P: DME volume unbelievably loud.
S: DME volume set to more believable level.

P: Friction locks cause throttle levers to stick.
S: That's what they're there for.

P: IFF inoperative.
S: IFF always inoperative in OFF mode.

P: Suspected crack in windshield.
S: Suspect you're right.

P: Number 3 engine missing.
S: Engine found on right wing after brief search.

P: Aircraft handles funny.
S: Aircraft warned to straighten up, fly right, and be serious.

P: Target radar hums.
S: Reprogrammed target radar with lyrics.

P: Mouse in cockpit.
S: Cat installed.

P: Noise coming from under instrument panel. Sounds like a midget pounding on something with a hammer.
S: Took hammer away from midget.


Writing: I’m in the process of figuring out the sequence of events for my novel, and found that the Feminine Hero’s Journey in 45 MASTER CHARACTERS was actually quite helpful. The description of each stage was like a writing prompt, triggering ideas for what could happen at that point in the story. It didn’t seem formulaic at all.
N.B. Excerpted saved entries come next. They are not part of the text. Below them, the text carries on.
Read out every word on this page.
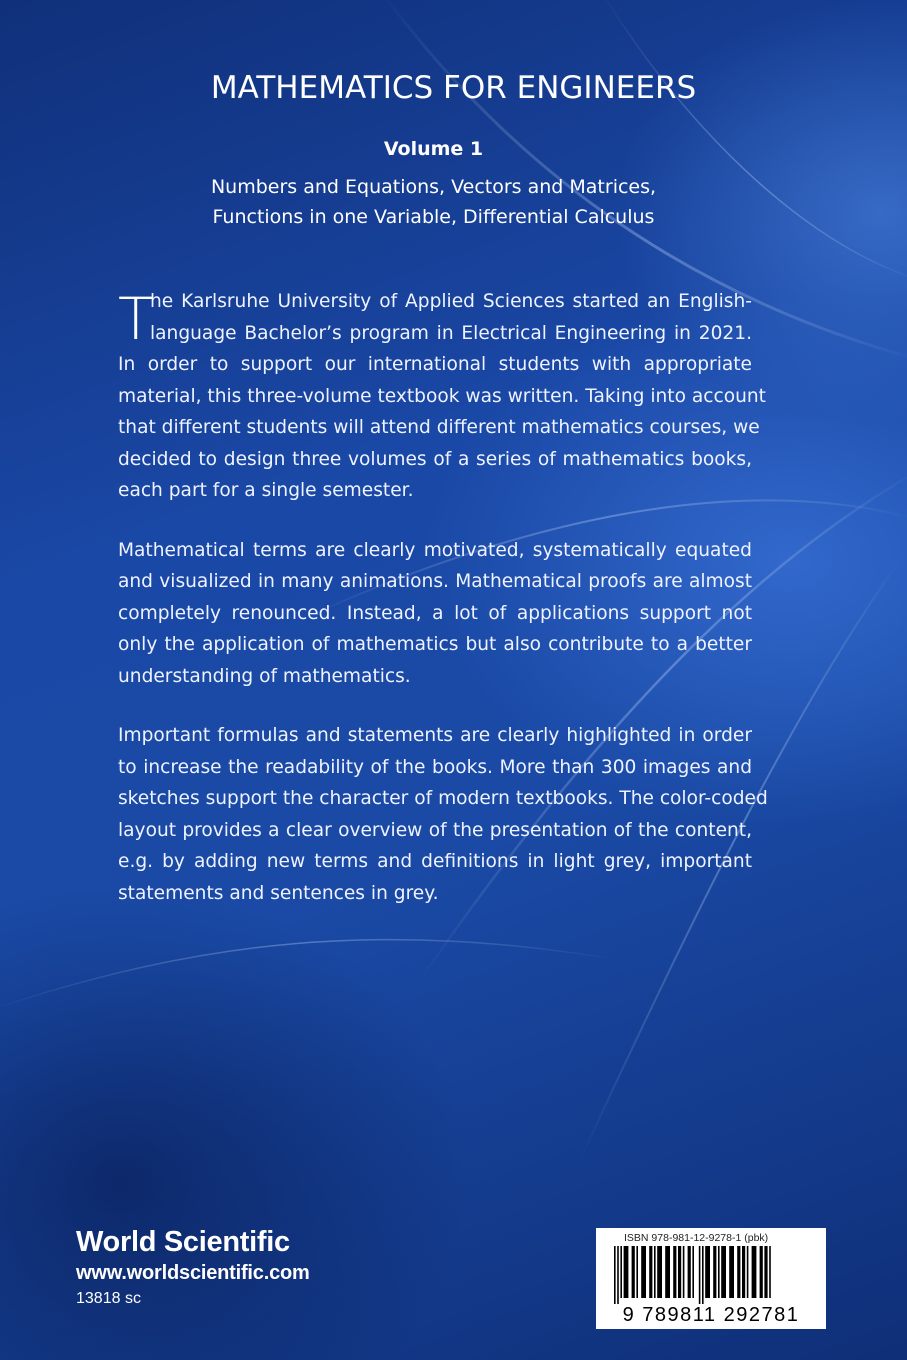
MATHEMATICS FOR ENGINEERS
Volume 1
Numbers and Equations, Vectors and Matrices,
Functions in one Variable, Differential Calculus
T
he Karlsruhe University of Applied Sciences started an English-
language Bachelor’s program in Electrical Engineering in 2021.
In order to support our international students with appropriate
material, this three-volume textbook was written. Taking into account
that different students will attend different mathematics courses, we
decided to design three volumes of a series of mathematics books,
each part for a single semester.
Mathematical terms are clearly motivated, systematically equated
and visualized in many animations. Mathematical proofs are almost
completely renounced. Instead, a lot of applications support not
only the application of mathematics but also contribute to a better
understanding of mathematics.
Important formulas and statements are clearly highlighted in order
to increase the readability of the books. More than 300 images and
sketches support the character of modern textbooks. The color-coded
layout provides a clear overview of the presentation of the content,
e.g. by adding new terms and definitions in light grey, important
statements and sentences in grey.
World Scientific
www.worldscientific.com
13818 sc
ISBN 978-981-12-9278-1 (pbk)
9 789811 292781
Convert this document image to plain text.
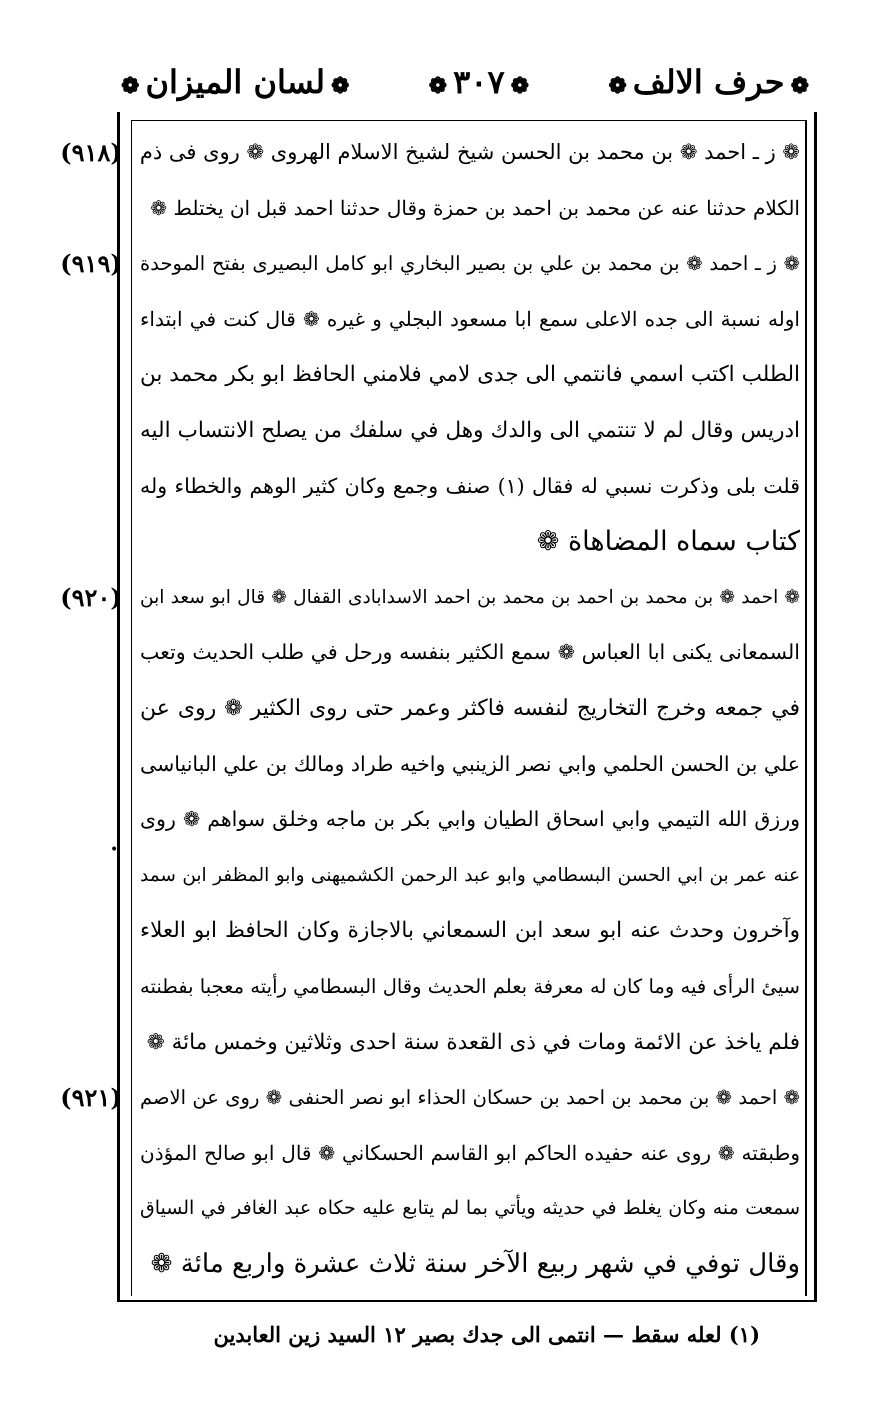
❁حرف الالف❁
❁٣٠٧❁
❁لسان الميزان❁
❁ ز ـ احمد ❁ بن محمد بن الحسن شيخ لشيخ الاسلام الهروى ❁ روى فى ذم
الكلام حدثنا عنه عن محمد بن احمد بن حمزة وقال حدثنا احمد قبل ان يختلط ❁
❁ ز ـ احمد ❁ بن محمد بن علي بن بصير البخاري ابو كامل البصيرى بفتح الموحدة
اوله نسبة الى جده الاعلى سمع ابا مسعود البجلي و غيره ❁ قال كنت في ابتداء
الطلب اكتب اسمي فانتمي الى جدى لامي فلامني الحافظ ابو بكر محمد بن
ادريس وقال لم لا تنتمي الى والدك وهل في سلفك من يصلح الانتساب اليه
قلت بلى وذكرت نسبي له فقال (١) صنف وجمع وكان كثير الوهم والخطاء وله
كتاب سماه المضاهاة ❁
❁ احمد ❁ بن محمد بن احمد بن محمد بن احمد الاسدابادى القفال ❁ قال ابو سعد ابن
السمعانى يكنى ابا العباس ❁ سمع الكثير بنفسه ورحل في طلب الحديث وتعب
في جمعه وخرج التخاريج لنفسه فاكثر وعمر حتى روى الكثير ❁ روى عن
علي بن الحسن الحلمي وابي نصر الزينبي واخيه طراد ومالك بن علي البانياسى
ورزق الله التيمي وابي اسحاق الطيان وابي بكر بن ماجه وخلق سواهم ❁ روى
عنه عمر بن ابي الحسن البسطامي وابو عبد الرحمن الكشميهنى وابو المظفر ابن سمد
وآخرون وحدث عنه ابو سعد ابن السمعاني بالاجازة وكان الحافظ ابو العلاء
سيئ الرأى فيه وما كان له معرفة بعلم الحديث وقال البسطامي رأيته معجبا بفطنته
فلم ياخذ عن الائمة ومات في ذى القعدة سنة احدى وثلاثين وخمس مائة ❁
❁ احمد ❁ بن محمد بن احمد بن حسكان الحذاء ابو نصر الحنفى ❁ روى عن الاصم
وطبقته ❁ روى عنه حفيده الحاكم ابو القاسم الحسكاني ❁ قال ابو صالح المؤذن
سمعت منه وكان يغلط في حديثه ويأتي بما لم يتابع عليه حكاه عبد الغافر في السياق
وقال توفي في شهر ربيع الآخر سنة ثلاث عشرة واربع مائة ❁
(٩١٨)
(٩١٩)
(٩٢٠)
(٩٢١)
•
(١) لعله سقط — انتمى الى جدك بصير ١٢ السيد زين العابدين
The only complaint I have is that it doesn’t emphasize the rising action and 3 climaxes I’m used to. The rising action, especially, I think is important to a story, so now I need to go through my notes and tweak things to put more at stake at each point.

Diet: I made more shortbread!!! I’m torn between being happy and sad. I did NOT exercise today and I made artery-clogging cookies. And don’t even think the oatmeal in the cookies makes up for the butter, although I did use ¼ less butter. I hope I can get back on track with my exercise—the motivation to Just do it is lacking lately. Same as my ability to gauge proper eating portions.


  1. Airline Maintenance Hilarity? Who knew that was the key to having the fewest recorded flight accidents? Maybe the other airlines should be this funny.

    Made my day.

  2. Hysterical!

    Had to stop baking chocolate chip cookies myself. Boys will simply have to find alternatives until I can find an alternative to all this weight I carry around!

  3. Camy, that cracked me up! Makes me want to write a comedy about a pilot and his mechanic. Trying to think what kind of lit that would be. (thinking, thinking, typing, deleting). I got nothin'.